Who tends to pay for state lottery-funded scholarships? Lower-income families.

A growing number of states are using lottery revenue to fund college scholarships, but because lower-income households purchase an outsized share of lotto tickets, those programs “disproportionately hurt the people they’re often intended to help,” Inside Higher Ed reports.

According to the State Higher Education Executive Officers Association, non-tax state higher education funding, derived mainly from lottery revenues, reached $4.4 billion in fiscal year 2020, after growing by more than 9 percent.

In Georgia alone, the state education lottery has provided $12.6 billion for higher education, pre-K programs, and early childcare since its launch in 1993. The state’s HOPE scholarship, which offsets tuition for in-state students who meet a GPA cutoff and other academic requirements, is funded entirely by lottery revenue.

Who’s providing the funding?

While many college students across the nation are benefitting from state lottery-funded financial aid, low-income families are both contributing disproportionately to the pot of available funds—and receiving relatively few scholarship dollars on the other end.

“Lower-income areas purchase a disproportionate amount of lottery tickets,” said Celeste Carruthers, an associate professor at the University of Tennessee at Knoxville who has studied the Texas lottery. And, because lottery tickets have a set price, a ticket purchase eats up a larger share of income for low earners, compared with higher-earning families.
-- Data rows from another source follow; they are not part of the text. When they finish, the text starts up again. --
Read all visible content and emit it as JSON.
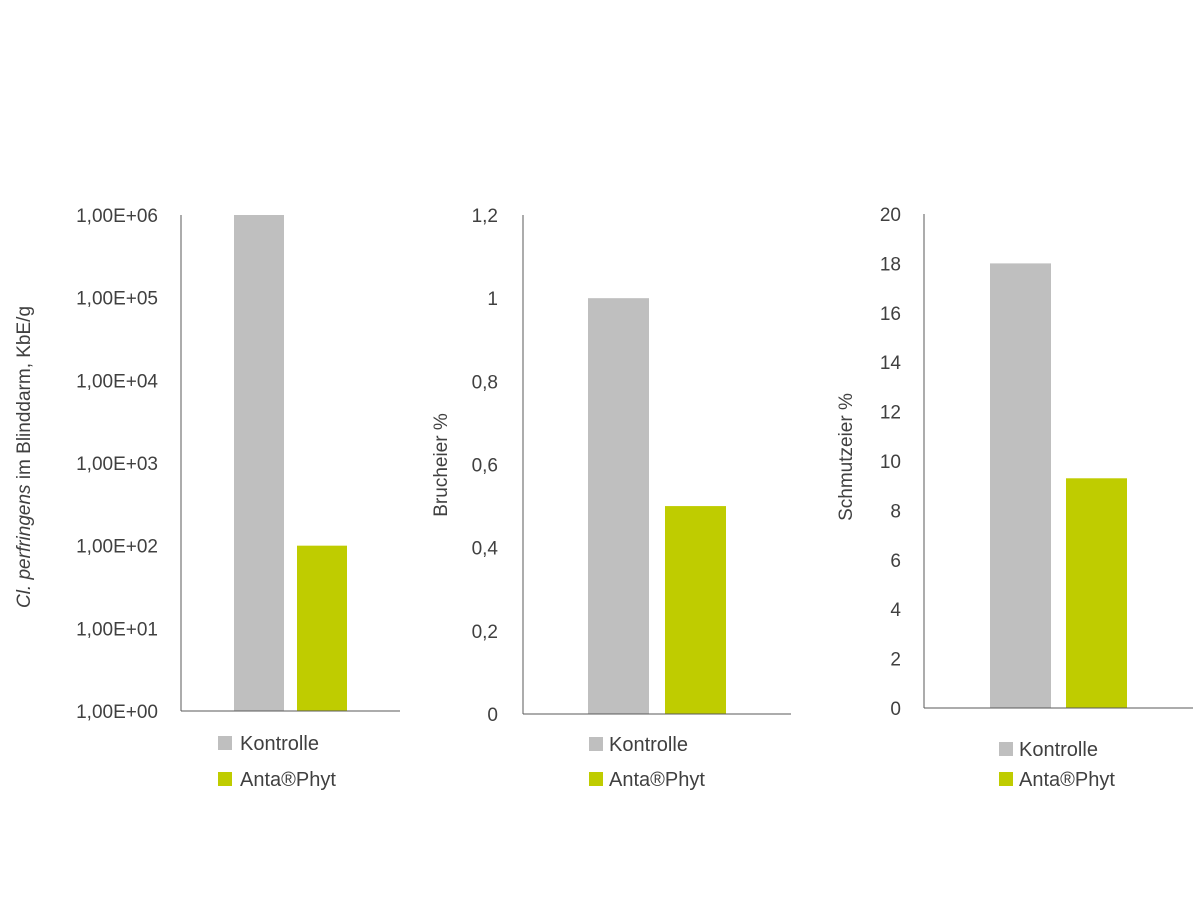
{
  "colors": {
    "kontrolle": "#BFBFBF",
    "antaphyt": "#BFCC00",
    "axis": "#595959",
    "text": "#404040"
  },
  "chart_data": [
    {
      "type": "bar",
      "scale": "log",
      "ylim": [
        1,
        1000000
      ],
      "ylabel_italic": "Cl. perfringens",
      "ylabel_rest": " im Blinddarm, KbE/g",
      "yticks": [
        "1,00E+00",
        "1,00E+01",
        "1,00E+02",
        "1,00E+03",
        "1,00E+04",
        "1,00E+05",
        "1,00E+06"
      ],
      "series": [
        {
          "name": "Kontrolle",
          "value": 1000000
        },
        {
          "name": "Anta®Phyt",
          "value": 100
        }
      ],
      "legend": [
        "Kontrolle",
        "Anta®Phyt"
      ]
    },
    {
      "type": "bar",
      "scale": "linear",
      "ylim": [
        0,
        1.2
      ],
      "ylabel": "Brucheier %",
      "yticks": [
        "0",
        "0,2",
        "0,4",
        "0,6",
        "0,8",
        "1",
        "1,2"
      ],
      "series": [
        {
          "name": "Kontrolle",
          "value": 1.0
        },
        {
          "name": "Anta®Phyt",
          "value": 0.5
        }
      ],
      "legend": [
        "Kontrolle",
        "Anta®Phyt"
      ]
    },
    {
      "type": "bar",
      "scale": "linear",
      "ylim": [
        0,
        20
      ],
      "ylabel": "Schmutzeier %",
      "yticks": [
        "0",
        "2",
        "4",
        "6",
        "8",
        "10",
        "12",
        "14",
        "16",
        "18",
        "20"
      ],
      "series": [
        {
          "name": "Kontrolle",
          "value": 18
        },
        {
          "name": "Anta®Phyt",
          "value": 9.3
        }
      ],
      "legend": [
        "Kontrolle",
        "Anta®Phyt"
      ]
    }
  ]
}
Experts further note that only a fraction of the lottery ticket price—for instance, 50 percent in Georgia—goes toward the pot of potential winnings; the rest covers administrative costs. That creates an “implicit tax,” one that’s inordinately shouldered by low-income households.

Who’s receiving the aid?

In some states, lower-income students also are less likely to receive lottery-funded financial aid than high-income households. Studying Georgia’s education lottery, Georgia State University professors Ross Rubenstein and David C. Ribar found that students from families with incomes above $100,000 were much more likely to receive the state’s Zell Miller scholarship, a complement to the HOPE scholarship, than students from families with incomes below $30,000. White students, meanwhile, were eight times more likely than Black students to receive the scholarship.

Making lottery-funded scholarships more equitable “is no easy task,” Inside Higher Ed notes. The programs are immensely popular in their current format. Research suggests that even rebranding the lottery as a financial-aid vehicle is unlikely to significantly boost ticket sales among high-income consumers.